The formulae to calculate the loss factor for sheath $\lambda_1$ use the resistance of the sheath $R_{sh}$ at its maximum operating temperature. Because the temperature of the sheath is a function of the current, $I_c$, an iterative method is used for the calculation.

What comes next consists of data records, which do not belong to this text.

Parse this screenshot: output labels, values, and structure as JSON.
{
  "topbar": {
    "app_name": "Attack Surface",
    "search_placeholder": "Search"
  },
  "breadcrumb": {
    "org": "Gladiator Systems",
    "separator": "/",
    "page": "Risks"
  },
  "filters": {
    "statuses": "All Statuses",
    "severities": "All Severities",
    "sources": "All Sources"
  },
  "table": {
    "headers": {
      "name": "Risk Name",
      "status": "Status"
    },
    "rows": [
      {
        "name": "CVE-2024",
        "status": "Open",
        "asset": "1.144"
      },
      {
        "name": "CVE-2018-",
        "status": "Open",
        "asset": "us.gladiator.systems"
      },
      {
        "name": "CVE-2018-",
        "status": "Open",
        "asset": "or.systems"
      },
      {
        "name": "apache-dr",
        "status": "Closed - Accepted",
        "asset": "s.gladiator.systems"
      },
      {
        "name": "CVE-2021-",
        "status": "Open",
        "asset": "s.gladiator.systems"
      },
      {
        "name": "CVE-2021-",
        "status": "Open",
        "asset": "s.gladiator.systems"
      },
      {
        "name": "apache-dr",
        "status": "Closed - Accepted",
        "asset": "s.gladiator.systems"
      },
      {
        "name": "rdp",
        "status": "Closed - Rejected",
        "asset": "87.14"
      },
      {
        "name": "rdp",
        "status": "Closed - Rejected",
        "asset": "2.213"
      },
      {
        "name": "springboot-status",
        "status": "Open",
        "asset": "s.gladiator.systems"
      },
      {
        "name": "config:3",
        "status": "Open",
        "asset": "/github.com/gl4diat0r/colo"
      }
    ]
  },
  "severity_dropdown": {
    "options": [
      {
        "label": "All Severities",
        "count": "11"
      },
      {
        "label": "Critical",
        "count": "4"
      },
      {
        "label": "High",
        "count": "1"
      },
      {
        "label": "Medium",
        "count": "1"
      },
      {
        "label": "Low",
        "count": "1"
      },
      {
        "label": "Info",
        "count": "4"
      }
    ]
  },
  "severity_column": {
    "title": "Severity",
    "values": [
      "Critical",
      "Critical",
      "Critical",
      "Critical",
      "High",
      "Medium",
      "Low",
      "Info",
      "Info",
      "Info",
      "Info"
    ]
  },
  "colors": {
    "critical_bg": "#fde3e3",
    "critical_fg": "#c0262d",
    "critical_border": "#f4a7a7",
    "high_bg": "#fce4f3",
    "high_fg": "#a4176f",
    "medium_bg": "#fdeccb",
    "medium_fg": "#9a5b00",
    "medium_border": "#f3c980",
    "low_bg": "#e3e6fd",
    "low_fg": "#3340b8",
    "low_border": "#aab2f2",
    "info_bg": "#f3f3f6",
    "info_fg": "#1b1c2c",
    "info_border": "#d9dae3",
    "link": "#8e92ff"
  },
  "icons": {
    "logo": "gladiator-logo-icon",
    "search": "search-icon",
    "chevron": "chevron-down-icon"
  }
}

With crossing heat sources, a temperature rise of $\Delta\theta_{0x}$ applies at the hottest point.

Symbol
$\theta_{sh}$
Unit
°C
Formulas
$\theta_{c}-T_{1} \left(W_{c}+\frac{W_{d}}{2}\right)$without screen
$\theta_{sc}-T_{scs} \left(W_{c} \left(1+\lambda_{11,sc}\right)+\frac{W_{d}}{2}\right)$with screen
$\theta_{sc}-n_{c} \left(T_{scs}+T_{f}\right) \left(W_{c} \left(1+\lambda_{11,sc}\right)+\frac{W_{d}}{2}\right)$multicore type with screen SC
Related
$\Delta \theta_{0x}$
Temperature rise by crossing heat sources [K]
$\lambda_{11,sc}$
Loss factor screen, circulating currents
$n_{c}$
Number of conductors cable
$T_{1}$
Thermal resistance conductor—sheath [K.m/W]
$T_{f}$
Thermal resistance filler [K.m/W]
$T_{scs}$
Thermal resistance screen serving [K.m/W]
$\theta_{c}$
Temperature conductor [°C]
$\theta_{sc}$
Temperature screen [°C]
$W_{c}$
Conductor losses (phase) [W/m]
$W_{d}$
Dielectric losses (phase) [W/m]
Used in
$R_{sh}$
Electrical resistance sheath [$\Omega$/m]
$\rho_{sh}$
Specific electrical resistivity sheath material [$\Omega$.m]
$\theta_{s}$
Temperature screen/sheath [°C]